The images you see online depicting the holidays are many times exaggerated. Before you know, you’re trying to follow these impractical perfections. Along with the pressures and demands added to your time, this can result in emotional overload. Keep in mind that not everything is perfect. 

Now that we are in the holiday season, you may be anxious that your dysfunctional family dynamics will appear as soon as you get together. Do you think that your mother’s curiosity might scare off your daughter’s first boyfriend in years? Or that the parent of your new son-in-law will be wondering why your 35-year old son has once again moved back? Trying these realism strategies will assist you in creating a calmer holiday for you and your loved ones:

  • Be aware that the fear of expectation you’re experiencing is widespread. Financial burdens associated with giving gifts and hospitality tasks can make you anxious and stressed. Accept that this is a natural reaction.

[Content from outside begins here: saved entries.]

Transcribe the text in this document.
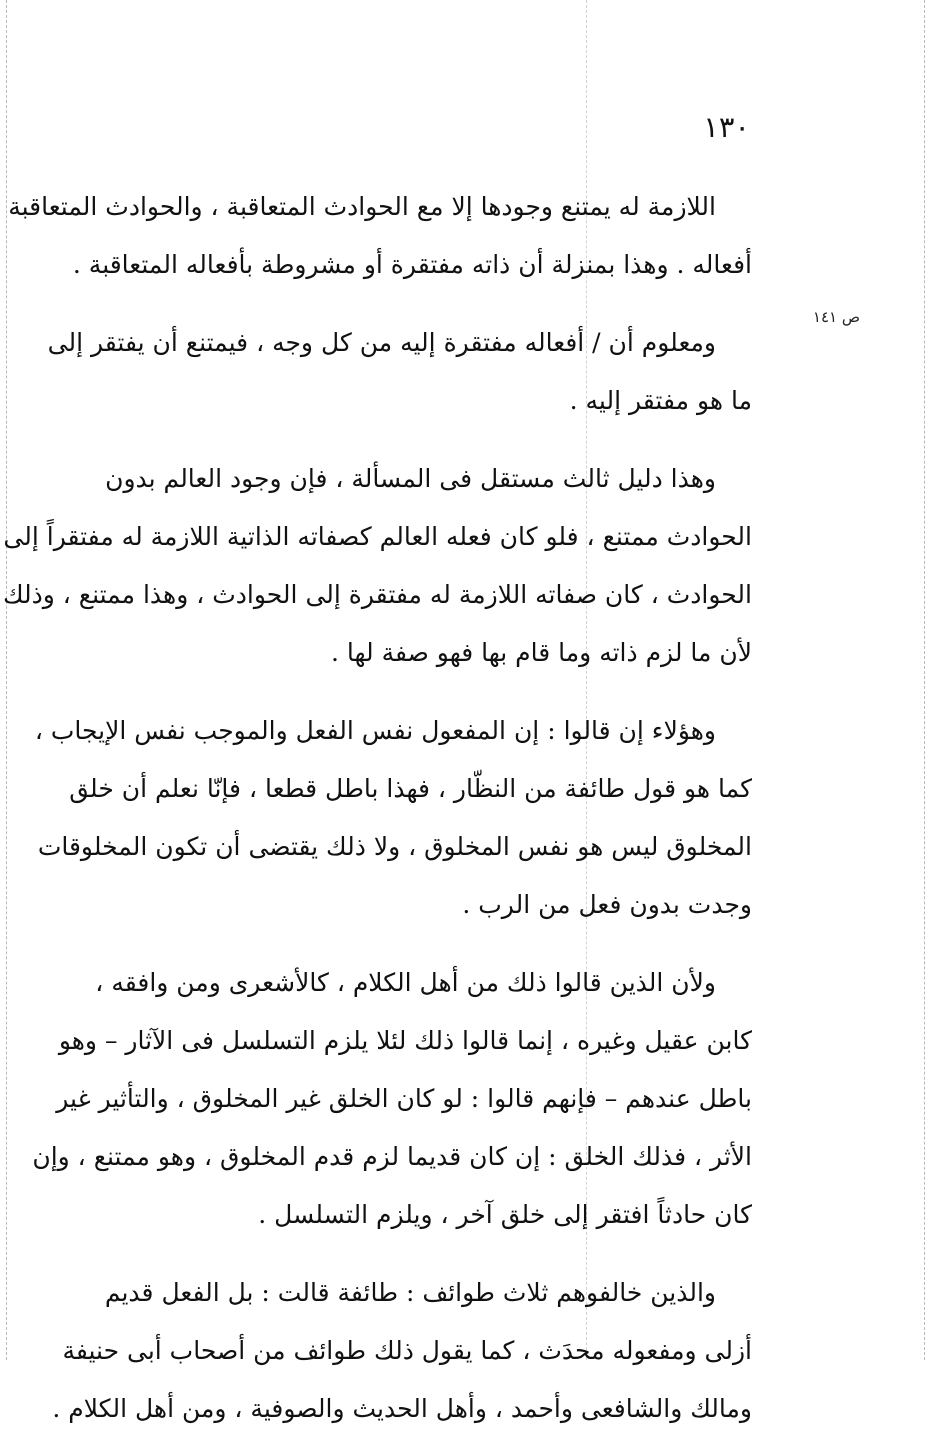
١٣٠
ص ١٤١
اللازمة له يمتنع وجودها إلا مع الحوادث المتعاقبة ، والحوادث المتعاقبة
أفعاله . وهذا بمنزلة أن ذاته مفتقرة أو مشروطة بأفعاله المتعاقبة .
ومعلوم أن / أفعاله مفتقرة إليه من كل وجه ، فيمتنع أن يفتقر إلى
ما هو مفتقر إليه .
وهذا دليل ثالث مستقل فى المسألة ، فإن وجود العالم بدون
الحوادث ممتنع ، فلو كان فعله العالم كصفاته الذاتية اللازمة له مفتقراً إلى
الحوادث ، كان صفاته اللازمة له مفتقرة إلى الحوادث ، وهذا ممتنع ، وذلك
لأن ما لزم ذاته وما قام بها فهو صفة لها .
وهؤلاء إن قالوا : إن المفعول نفس الفعل والموجب نفس الإيجاب ،
كما هو قول طائفة من النظّار ، فهذا باطل قطعا ، فإنّا نعلم أن خلق
المخلوق ليس هو نفس المخلوق ، ولا ذلك يقتضى أن تكون المخلوقات
وجدت بدون فعل من الرب .
ولأن الذين قالوا ذلك من أهل الكلام ، كالأشعرى ومن وافقه ،
كابن عقيل وغيره ، إنما قالوا ذلك لئلا يلزم التسلسل فى الآثار – وهو
باطل عندهم – فإنهم قالوا : لو كان الخلق غير المخلوق ، والتأثير غير
الأثر ، فذلك الخلق : إن كان قديما لزم قدم المخلوق ، وهو ممتنع ، وإن
كان حادثاً افتقر إلى خلق آخر ، ويلزم التسلسل .
والذين خالفوهم ثلاث طوائف : طائفة قالت : بل الفعل قديم
أزلى ومفعوله محدَث ، كما يقول ذلك طوائف من أصحاب أبى حنيفة
ومالك والشافعى وأحمد ، وأهل الحديث والصوفية ، ومن أهل الكلام .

  • Ensure your expectations are realistic, and don’t take everything as you see it. Some members of your family may have marital, financial, or business problems that do not involve you.
  • You don’t always have to be everything for all people. If your beloved aunt and her ex-husband’s new wife don’t get on with each other, do not invite them. It’ll be a lot easier for everybody to have an open mind and an open heart.

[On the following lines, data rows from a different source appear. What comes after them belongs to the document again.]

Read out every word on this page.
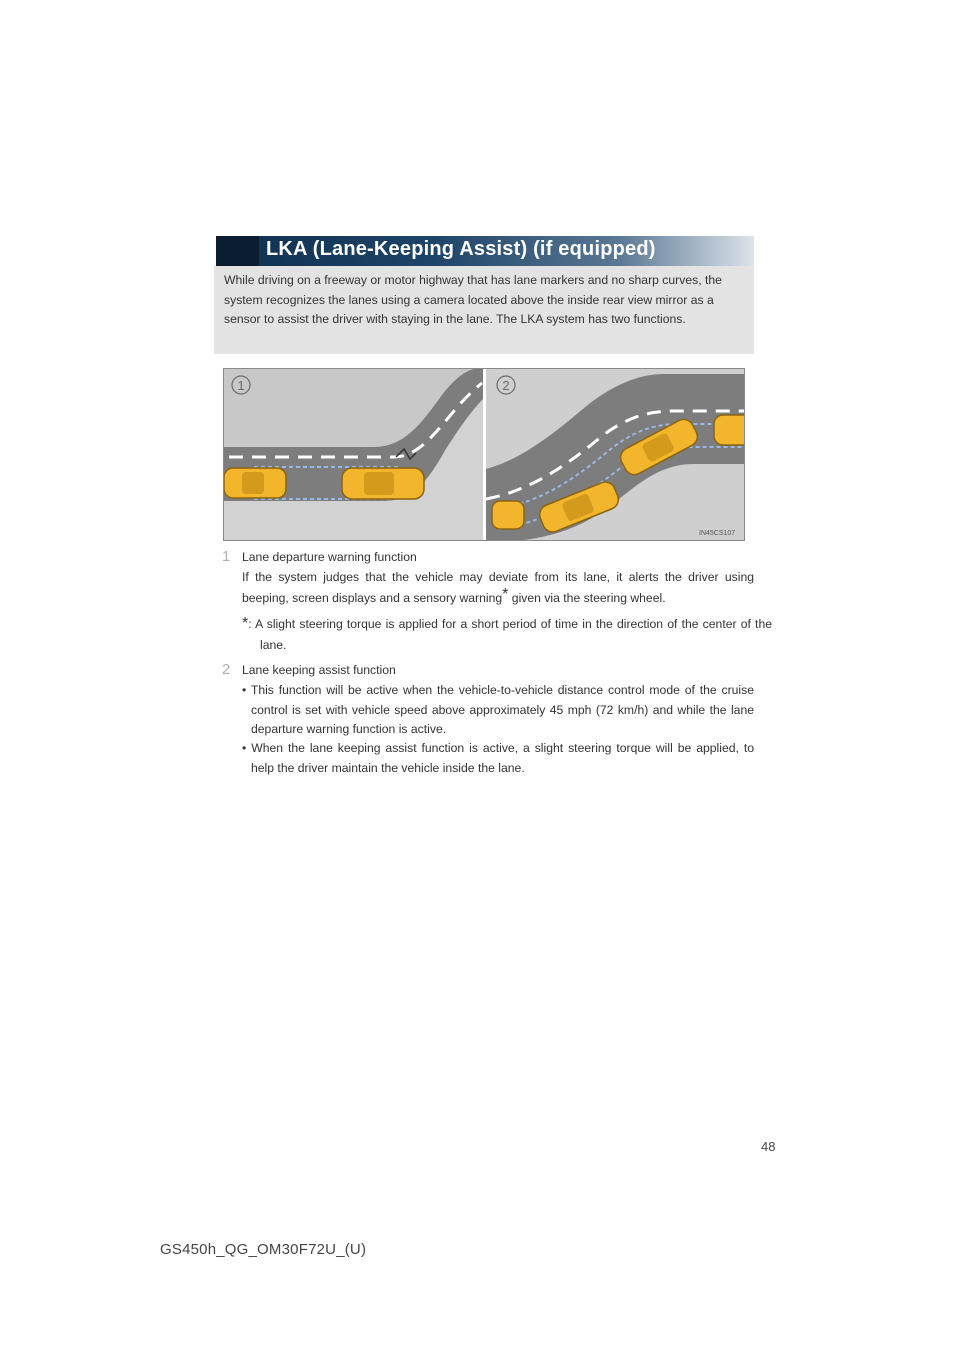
LKA (Lane-Keeping Assist) (if equipped)
While driving on a freeway or motor highway that has lane markers and no sharp curves, the system recognizes the lanes using a camera located above the inside rear view mirror as a sensor to assist the driver with staying in the lane. The LKA system has two functions.
1	2
IN45CS107
1 Lane departure warning function
If the system judges that the vehicle may deviate from its lane, it alerts the driver using beeping, screen displays and a sensory warning* given via the steering wheel.
*: A slight steering torque is applied for a short period of time in the direction of the center of the lane.
2 Lane keeping assist function
• This function will be active when the vehicle-to-vehicle distance control mode of the cruise control is set with vehicle speed above approximately 45 mph (72 km/h) and while the lane departure warning function is active.
• When the lane keeping assist function is active, a slight steering torque will be applied, to help the driver maintain the vehicle inside the lane.
48
GS450h_QG_OM30F72U_(U)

  • Put differences aside and avoid controversial issues. Sibling rivalry and unresolved family issues inevitably come to the surface. However difficult it may be, go for the higher ground and avoid misunderstandings. But agree to end the discussion later on.
  • On the other hand, with a relationship that’s important to you, let-bygones-be-bygones. If you’ve suffocated your feelings in the past and then flipped out later, don’t let your emotions rankle. Admit the part you play in the conflict, privately, and deal with it.
  • When there’s tension in the room, shift the focus from the exact to the abstract. For instance, converse about the value of apologizing for misconduct. Then encourage others to talk about how this kind of quality has improved their other personal relationships.
  • Think of your family and what you love about them and make it known that you’re grateful they’re a part of your life. Make sure to emphasize their positive attributes and strong suit rather instead of focusing on the negatives aspects.
  • Practice releasing pain and longings of childhood when your loved ones aren’t with you physically but in your memories. And understand that feelings of appreciation and forgiveness are a gift you give to yourself.
  • Be a paradigm for your children. Show them an example, teach them as you care for your elderly parents, give a neighbor a helping hand, or work on a positive attitude.
  • If you’re ready to pass on the baton to your children, do so. Encourage your children to preserve the old family traditions. Show your appreciation and backing while they themselves create new holiday customs.

If you’re looking after the needs of your family in this hectic season, remember to look after your own well-being. Plan ahead and accept help from others when they offer. If it fits your values, put an emphasis on giving and receiving—promote social responsibility by paying a visit to an aging uncle or volunteering at a local charity. And try to incorporate fun and laughter in everything you do. During the holidays, you may wish for your family and everyone on earth to have peace, but do not neglect the importance of your own serenity.